See LICENSE for the full license text and LICENSING.md for a plain-language FAQ.

Troubleshooting

• Run npm run cli -- doctor first. Without a task file it performs an environment/setup check; with shared/task.json present it also validates the task configuration, selected agents, and prepared-context readiness when context is configured.
• If your task uses context, run npm run cli -- context prepare after changing context files, include/exclude patterns, or manifest annotations. npm run context:prepare is the equivalent shortcut.
• If an agent is installed but not detected, set the matching LOOPI_* override.
• To find an installed CLI path on Windows, use where.exe claude, where.exe codex, where.exe gemini, and so on.
• On macOS or Linux, use which claude, which codex, which gemini, and so on.
• Advanced or developer override: set LOOPI_PROJECT_ROOT to point the CLI at a different project root.

Deeper Documentation

The README is the front door.

For deeper configuration and runtime details, see:

• docs/cli.md
• docs/config.md
• docs/context.md
• docs/providers.md

Why Not Just Use Cursor, Codex, Or Copilot Alone?

Those tools are excellent at single-agent execution. Loopi is for workflows where one model, one pass, and one internal line of reasoning are not enough.
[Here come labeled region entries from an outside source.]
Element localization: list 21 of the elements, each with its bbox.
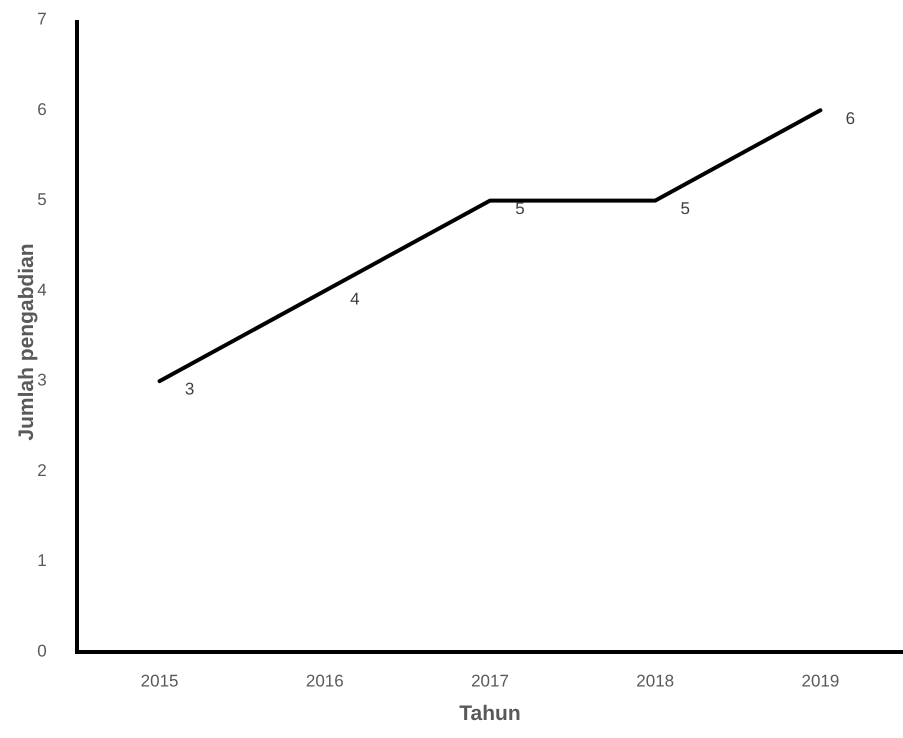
y-axis-title: Jumlah pengabdian <box>15 243 38 441</box>
y-tick-label: 2 <box>37 460 47 480</box>
y-tick-label: 4 <box>37 280 47 300</box>
data-label: 5 <box>515 199 525 218</box>
y-tick-label: 1 <box>37 551 47 570</box>
x-tick-label: 2017 <box>471 671 509 690</box>
line-series <box>158 108 822 384</box>
y-tick-label: 0 <box>37 641 47 660</box>
x-axis-title: Tahun <box>459 702 521 725</box>
y-tick-label: 6 <box>37 100 47 119</box>
x-tick-label: 2016 <box>306 671 344 690</box>
y-tick-label: 3 <box>37 370 47 390</box>
data-label: 6 <box>846 108 856 128</box>
x-tick-label: 2015 <box>140 671 179 690</box>
y-tick-label: 7 <box>37 9 47 28</box>
data-label: 3 <box>184 380 194 399</box>
data-label: 4 <box>350 289 360 308</box>
data-label: 5 <box>680 199 690 218</box>
x-tick-label: 2019 <box>801 671 840 690</box>
y-tick-label: 5 <box>37 190 47 210</box>
x-tick-label: 2018 <box>636 671 674 690</box>
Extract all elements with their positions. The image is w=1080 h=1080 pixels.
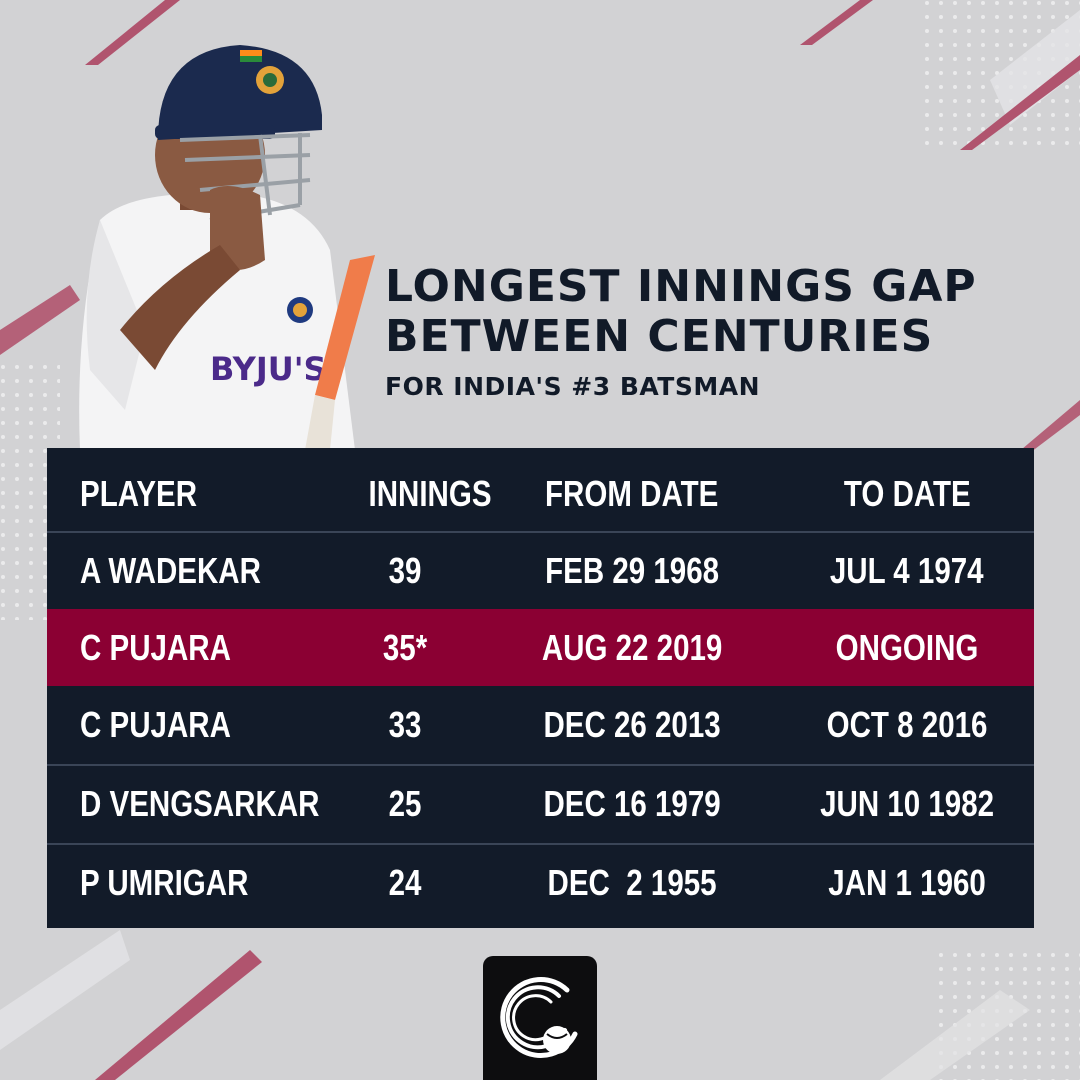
cell-to-date: JAN 1 1960 <box>828 862 986 903</box>
header-innings: INNINGS <box>368 473 492 514</box>
cell-from-date: DEC 26 2013 <box>543 704 721 745</box>
stats-table: PLAYER INNINGS FROM DATE TO DATE A WADEK… <box>47 448 1034 928</box>
title-line-1: LONGEST INNINGS GAP <box>385 261 977 312</box>
row-divider <box>47 843 1034 845</box>
cell-innings: 39 <box>388 550 422 591</box>
table-row: A WADEKAR 39 FEB 29 1968 JUL 4 1974 <box>47 532 1034 609</box>
cricket-ball-swoosh-icon <box>500 977 578 1058</box>
table-row-highlighted: C PUJARA 35* AUG 22 2019 ONGOING <box>47 609 1034 686</box>
subtitle: FOR INDIA'S #3 BATSMAN <box>385 372 760 401</box>
player-illustration: BYJU'S <box>79 45 375 450</box>
header-player: PLAYER <box>80 473 198 514</box>
table-header-row: PLAYER INNINGS FROM DATE TO DATE <box>47 455 1034 532</box>
cell-to-date: JUN 10 1982 <box>820 783 994 824</box>
cell-player: C PUJARA <box>80 627 231 668</box>
header-from-date: FROM DATE <box>545 473 719 514</box>
jersey-sponsor-text: BYJU'S <box>210 350 327 388</box>
table-row: C PUJARA 33 DEC 26 2013 OCT 8 2016 <box>47 686 1034 763</box>
cell-from-date: DEC 2 1955 <box>547 862 717 903</box>
row-divider <box>47 531 1034 533</box>
cell-from-date: AUG 22 2019 <box>541 627 723 668</box>
cell-innings: 35* <box>382 627 428 668</box>
accent-stripe <box>85 0 180 65</box>
title-line-2: BETWEEN CENTURIES <box>385 311 934 362</box>
cell-from-date: DEC 16 1979 <box>543 783 721 824</box>
cell-innings: 25 <box>388 783 422 824</box>
cell-innings: 24 <box>388 862 422 903</box>
row-divider <box>47 764 1034 766</box>
brand-logo <box>483 956 597 1080</box>
cell-player: P UMRIGAR <box>80 862 249 903</box>
cell-player: A WADEKAR <box>80 550 261 591</box>
cell-to-date: JUL 4 1974 <box>830 550 984 591</box>
table-row: D VENGSARKAR 25 DEC 16 1979 JUN 10 1982 <box>47 765 1034 842</box>
cell-player: C PUJARA <box>80 704 231 745</box>
cell-player: D VENGSARKAR <box>80 783 320 824</box>
table-row: P UMRIGAR 24 DEC 2 1955 JAN 1 1960 <box>47 844 1034 921</box>
cell-to-date: ONGOING <box>835 627 979 668</box>
cell-innings: 33 <box>388 704 422 745</box>
header-to-date: TO DATE <box>843 473 971 514</box>
cell-from-date: FEB 29 1968 <box>545 550 719 591</box>
cell-to-date: OCT 8 2016 <box>826 704 988 745</box>
title-block: LONGEST INNINGS GAP BETWEEN CENTURIES FO… <box>385 262 1065 404</box>
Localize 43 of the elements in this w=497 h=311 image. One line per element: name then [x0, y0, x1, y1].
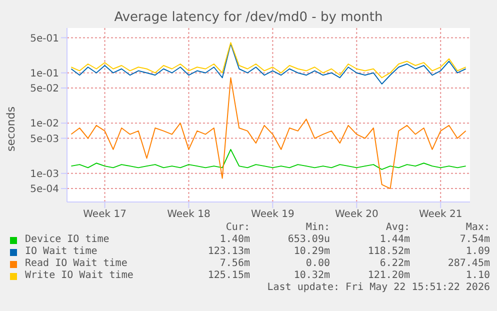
x-tick-label: Week 19 — [251, 209, 294, 220]
text: Max: — [464, 222, 490, 234]
text: 1.10 — [464, 270, 490, 282]
text: 7.56m — [218, 258, 250, 270]
legend-label: Device IO time — [25, 234, 110, 246]
line-series — [70, 77, 466, 190]
text: 10.29m — [292, 246, 330, 258]
legend-label: Read IO Wait time — [25, 258, 128, 270]
text: Avg: — [384, 222, 410, 234]
y-tick-label: 1e-02 — [30, 118, 59, 130]
text: Last update: Fri May 22 15:51:22 2026 — [266, 282, 490, 294]
legend-label: IO Wait time — [25, 246, 98, 258]
text: 1.09 — [464, 246, 490, 258]
x-tick-label: Week 21 — [418, 209, 462, 220]
text: Min: — [304, 222, 330, 234]
x-tick-label: Week 20 — [335, 209, 378, 220]
chart-title: Average latency for /dev/md0 - by month — [113, 10, 384, 25]
line-series — [70, 148, 466, 170]
text: 653.09u — [286, 234, 330, 246]
text: 0.00 — [304, 258, 330, 270]
line-series — [70, 42, 466, 78]
text: 1.44m — [378, 234, 410, 246]
text: 123.13m — [206, 246, 250, 258]
text: 125.15m — [206, 270, 250, 282]
y-tick-label: 5e-02 — [30, 84, 59, 95]
text: Cur: — [224, 222, 250, 234]
line-series — [70, 43, 466, 85]
text: 10.32m — [292, 270, 330, 282]
text: 6.22m — [378, 258, 410, 270]
y-tick-label: 5e-01 — [30, 33, 59, 44]
text: 7.54m — [458, 234, 490, 246]
text: 118.52m — [366, 246, 410, 258]
text: 121.20m — [366, 270, 410, 282]
legend-label: Write IO Wait time — [25, 270, 134, 282]
y-tick-label: 1e-01 — [30, 68, 59, 80]
y-tick-label: 5e-04 — [30, 184, 59, 196]
x-tick-label: Week 18 — [167, 209, 210, 220]
text: 287.45m — [446, 258, 490, 270]
y-tick-label: 1e-03 — [30, 168, 59, 180]
y-axis-title: seconds — [4, 106, 18, 152]
text: 1.40m — [218, 234, 250, 246]
y-tick-label: 5e-03 — [30, 134, 59, 145]
x-tick-label: Week 17 — [83, 209, 126, 220]
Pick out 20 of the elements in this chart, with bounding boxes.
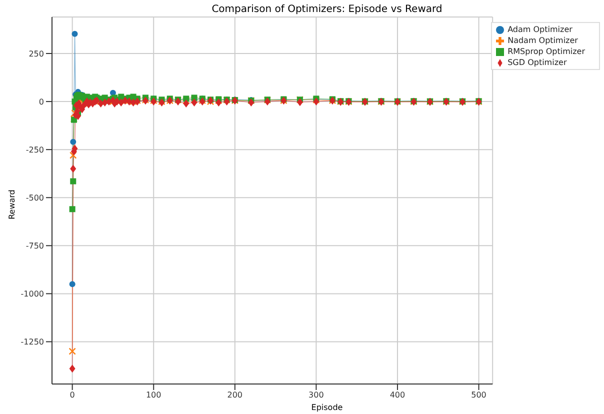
legend-label: SGD Optimizer	[508, 58, 567, 67]
y-axis-title: Reward	[8, 188, 16, 222]
y-tick-label: -250	[26, 145, 44, 154]
y-tick-label: 250	[28, 49, 44, 58]
legend-label: Adam Optimizer	[508, 25, 572, 34]
y-tick-label: -1250	[20, 338, 44, 347]
legend-label: Nadam Optimizer	[508, 36, 578, 45]
x-tick-label: 500	[471, 390, 486, 400]
y-tick-label: -1000	[20, 290, 44, 299]
legend-label: RMSprop Optimizer	[508, 47, 585, 56]
x-tick-label: 300	[308, 390, 324, 400]
y-tick-label: -750	[26, 241, 44, 250]
y-tick-label: -500	[26, 193, 44, 202]
x-tick-label: 0	[70, 390, 75, 400]
x-tick-label: 200	[227, 390, 243, 400]
x-tick-label: 400	[390, 390, 406, 400]
x-tick-label: 100	[146, 390, 162, 400]
chart-title: Comparison of Optimizers: Episode vs Reward	[210, 4, 444, 15]
x-axis-title: Episode	[310, 403, 344, 412]
y-tick-label: 0	[38, 97, 44, 106]
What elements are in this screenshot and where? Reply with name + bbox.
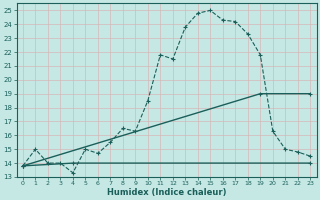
- X-axis label: Humidex (Indice chaleur): Humidex (Indice chaleur): [107, 188, 226, 197]
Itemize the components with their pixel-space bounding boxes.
Use Loopi when you want to:

• Route plan, implement, and review to agents trained by different organizations on different data, so a single model's failure mode does not become the workflow's failure mode
• Run implement -> review -> repair for as many cycles as the task needs, with a different reviewer each pass
• Give the workflow an explicit body of reference material through the context folder instead of relying only on repo state or chat history
• Mix CLI agents and OpenAI-compatible providers in the same workflow
• Control which step can write and which steps stay read-only
• Keep workflow state in structured artifacts instead of ephemeral chat context
• Tune context delivery, fallback behavior, and loop counts per task instead of accepting one default runtime model

Loopi is not trying to replace the agent tools themselves.

It is the layer that makes them work together harder, more visibly, and more usefully than they do alone.